Als je als rechter oordeelt dat er voor een jaar een gezinsvoogd moet worden aangewezen, en die is pas na acht maanden beschikbaar, dan is dat niet goed voor de geloofwaardigheid van de rechterlijke macht, zegt Calkoen. “Eigenlijk is dat niet goed voor het aanzien van de overheid in z’n geheel.”

Dan het slechte nieuws: het duurt nog wel even voordat er daadwerkelijk een nieuwe wet ligt die de jeugdzorg moet verbeteren.

Komt het voor dat u vindt dat een kind uit huis moet worden geplaatst, maar dat u daar door de problemen bij de jeugdhulp maar van afziet?

Calkoen: “Als er sprake is van acuut gevaar, bijvoorbeeld een baby die ernstig wordt verwaarloosd en met een warm strijkijzer wordt geslagen, dan is er geen twijfel over mogelijk. Dan moet die baby het huis uit. Maar je hebt natuurlijk ook zaken waar er allang bepaalde problemen spelen. Zaken waar misschien een al wat ouder kind bij betrokken is en waarvoor nu geen plaats is. In dat geval kun je als rechter ook op zoek naar alternatieven.”

Van Kalveen: “Al zijn die alternatieven er eigenlijk bijna niet. Tegen de tijd dat een zaak voor de rechter komt, is er al heel veel geprobeerd in het voortraject met vrijwillige hulp. Eigenlijk kunnen wij als rechter niet veel aan de problemen doen. We kunnen er aandacht voor vragen door uitspraken te publiceren.”

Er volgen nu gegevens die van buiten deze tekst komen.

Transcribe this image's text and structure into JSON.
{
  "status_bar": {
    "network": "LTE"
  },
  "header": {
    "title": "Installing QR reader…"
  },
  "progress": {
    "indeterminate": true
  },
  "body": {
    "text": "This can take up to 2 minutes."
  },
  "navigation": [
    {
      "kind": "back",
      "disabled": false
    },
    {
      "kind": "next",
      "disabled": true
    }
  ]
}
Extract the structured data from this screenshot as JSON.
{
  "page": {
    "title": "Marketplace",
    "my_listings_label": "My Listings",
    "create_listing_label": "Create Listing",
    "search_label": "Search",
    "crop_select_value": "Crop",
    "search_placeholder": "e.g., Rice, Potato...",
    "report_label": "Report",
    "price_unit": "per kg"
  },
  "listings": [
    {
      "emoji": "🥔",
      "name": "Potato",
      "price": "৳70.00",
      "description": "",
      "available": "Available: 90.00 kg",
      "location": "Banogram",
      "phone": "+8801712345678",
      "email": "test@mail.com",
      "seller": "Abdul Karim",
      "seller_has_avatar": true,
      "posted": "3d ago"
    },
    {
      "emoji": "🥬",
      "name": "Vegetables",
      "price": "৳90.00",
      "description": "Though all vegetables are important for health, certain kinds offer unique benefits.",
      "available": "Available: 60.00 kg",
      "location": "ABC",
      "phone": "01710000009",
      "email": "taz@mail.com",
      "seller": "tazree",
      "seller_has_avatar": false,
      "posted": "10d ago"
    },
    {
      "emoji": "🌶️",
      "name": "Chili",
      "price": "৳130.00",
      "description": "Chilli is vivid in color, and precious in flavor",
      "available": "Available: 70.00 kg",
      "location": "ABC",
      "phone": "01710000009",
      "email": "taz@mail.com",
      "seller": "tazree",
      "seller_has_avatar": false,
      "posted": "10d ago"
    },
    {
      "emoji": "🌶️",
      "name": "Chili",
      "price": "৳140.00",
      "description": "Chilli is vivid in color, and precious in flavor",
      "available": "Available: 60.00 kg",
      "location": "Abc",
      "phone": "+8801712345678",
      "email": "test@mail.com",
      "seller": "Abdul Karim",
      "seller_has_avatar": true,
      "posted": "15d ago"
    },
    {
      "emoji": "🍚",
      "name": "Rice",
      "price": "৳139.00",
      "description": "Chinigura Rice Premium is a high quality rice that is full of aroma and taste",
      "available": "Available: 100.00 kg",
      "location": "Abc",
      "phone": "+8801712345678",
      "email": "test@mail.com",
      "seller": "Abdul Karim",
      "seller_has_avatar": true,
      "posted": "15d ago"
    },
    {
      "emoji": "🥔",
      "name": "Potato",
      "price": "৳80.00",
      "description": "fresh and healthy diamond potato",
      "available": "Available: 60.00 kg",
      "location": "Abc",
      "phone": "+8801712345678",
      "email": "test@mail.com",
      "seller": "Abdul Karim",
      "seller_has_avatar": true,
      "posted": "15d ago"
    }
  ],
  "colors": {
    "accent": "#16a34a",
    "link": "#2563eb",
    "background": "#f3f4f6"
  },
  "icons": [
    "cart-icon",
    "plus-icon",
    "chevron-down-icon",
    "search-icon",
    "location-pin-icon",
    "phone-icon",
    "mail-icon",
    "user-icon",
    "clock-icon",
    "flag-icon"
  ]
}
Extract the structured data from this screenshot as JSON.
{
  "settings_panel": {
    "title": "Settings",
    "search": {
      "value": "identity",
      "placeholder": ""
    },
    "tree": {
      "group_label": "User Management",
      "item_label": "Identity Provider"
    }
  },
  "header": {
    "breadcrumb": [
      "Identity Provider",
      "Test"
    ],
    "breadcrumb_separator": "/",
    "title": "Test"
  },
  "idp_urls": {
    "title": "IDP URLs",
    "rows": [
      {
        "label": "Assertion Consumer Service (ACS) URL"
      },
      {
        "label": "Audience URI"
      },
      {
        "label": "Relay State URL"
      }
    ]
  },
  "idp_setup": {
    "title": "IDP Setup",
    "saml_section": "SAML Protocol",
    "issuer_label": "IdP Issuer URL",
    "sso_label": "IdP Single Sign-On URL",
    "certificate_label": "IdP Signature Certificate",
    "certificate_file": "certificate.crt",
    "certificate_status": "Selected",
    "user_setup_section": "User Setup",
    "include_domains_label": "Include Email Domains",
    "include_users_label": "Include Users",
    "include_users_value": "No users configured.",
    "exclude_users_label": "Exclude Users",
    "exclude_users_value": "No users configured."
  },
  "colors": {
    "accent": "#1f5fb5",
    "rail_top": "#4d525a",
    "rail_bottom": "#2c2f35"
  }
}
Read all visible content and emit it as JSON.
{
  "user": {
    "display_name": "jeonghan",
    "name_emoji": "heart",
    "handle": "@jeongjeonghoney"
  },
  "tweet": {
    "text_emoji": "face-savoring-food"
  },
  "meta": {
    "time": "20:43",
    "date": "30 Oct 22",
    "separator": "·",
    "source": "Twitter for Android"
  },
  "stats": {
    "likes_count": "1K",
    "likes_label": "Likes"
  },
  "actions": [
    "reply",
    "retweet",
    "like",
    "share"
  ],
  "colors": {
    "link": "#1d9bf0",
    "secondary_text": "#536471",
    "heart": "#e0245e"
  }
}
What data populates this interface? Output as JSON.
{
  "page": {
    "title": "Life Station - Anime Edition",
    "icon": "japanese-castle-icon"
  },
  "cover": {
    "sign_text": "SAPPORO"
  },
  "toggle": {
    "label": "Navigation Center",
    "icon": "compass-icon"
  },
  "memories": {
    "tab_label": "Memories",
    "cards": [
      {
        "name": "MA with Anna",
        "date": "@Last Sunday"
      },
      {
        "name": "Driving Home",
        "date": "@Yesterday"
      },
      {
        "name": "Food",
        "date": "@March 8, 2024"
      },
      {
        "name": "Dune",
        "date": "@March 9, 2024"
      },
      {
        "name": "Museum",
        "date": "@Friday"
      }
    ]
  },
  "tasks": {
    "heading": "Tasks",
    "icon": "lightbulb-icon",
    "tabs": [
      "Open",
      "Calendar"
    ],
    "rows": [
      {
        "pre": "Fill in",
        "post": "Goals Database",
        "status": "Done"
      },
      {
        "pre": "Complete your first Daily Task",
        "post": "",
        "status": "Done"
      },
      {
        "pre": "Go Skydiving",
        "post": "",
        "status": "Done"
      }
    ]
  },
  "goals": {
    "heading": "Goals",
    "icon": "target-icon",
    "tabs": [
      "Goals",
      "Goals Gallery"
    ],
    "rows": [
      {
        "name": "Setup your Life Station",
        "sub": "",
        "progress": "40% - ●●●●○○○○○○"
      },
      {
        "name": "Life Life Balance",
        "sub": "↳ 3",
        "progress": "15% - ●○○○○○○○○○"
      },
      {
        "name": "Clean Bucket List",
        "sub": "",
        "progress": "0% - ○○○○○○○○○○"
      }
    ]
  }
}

Calkoen: “Wij trekken al jaren aan de bel. Toch blijft het een relatief onzichtbaar probleem. Ik heb niet de indruk dat de gemiddelde krantenlezer beseft hoeveel kinderen er in Nederland in een moeilijke situatie leven.”

Hoe komt dat denkt u?

Calkoen: “Ik zie grote verschillen in de maatschappij. Mensen die een redelijk comfortabel leven leiden, en mensen die het moeilijk hebben. Die met allerlei problemen kampen, die de taal niet spreken, voor wie de samenleving erg complex is geworden. Vooral die groep kom je tegen op zittingen die draaien om uithuisplaatsingen of ondertoezichtstellingen.”

Van Kalveen: “Misschien gaat het niet om een groot percentage, maar het gaat wel om duizenden kinderen. De overheid moet de ontwikkeling van die kinderen beschermen. Door dat niet te doen houdt Nederland zich niet aan het International Verdrag voor de Rechten van het Kind.”

Het kabinet kondigde afgelopen vrijdag aan dat het medio 2020 een wetswijziging presenteert die de jeugdzorg moet verbeteren. Dat voorstel moet dan nog door de Tweede Kamer, en door de Eerste Kamer. Verandering gaat dus nog wel even duren. En die tijd is er niet, zegt Calkoen. “Een kind in nood kan daar niet op wachten. Kind zijn duurt maar kort, voor je het weet zijn ze volwassen.”

In hun dagelijkse werk oordelen Calkoen en Van Kalveen over zeer ingrijpende maatregelen die een overheid kan nemen als een kind ernstig wordt bedreigd in zijn ontwikkeling en ouders daar zelf niet op korte termijn iets aan kunnen veranderen. Het gaat bijvoorbeeld om uithuisplaatsingen als een thuissituatie niet langer houdbaar is.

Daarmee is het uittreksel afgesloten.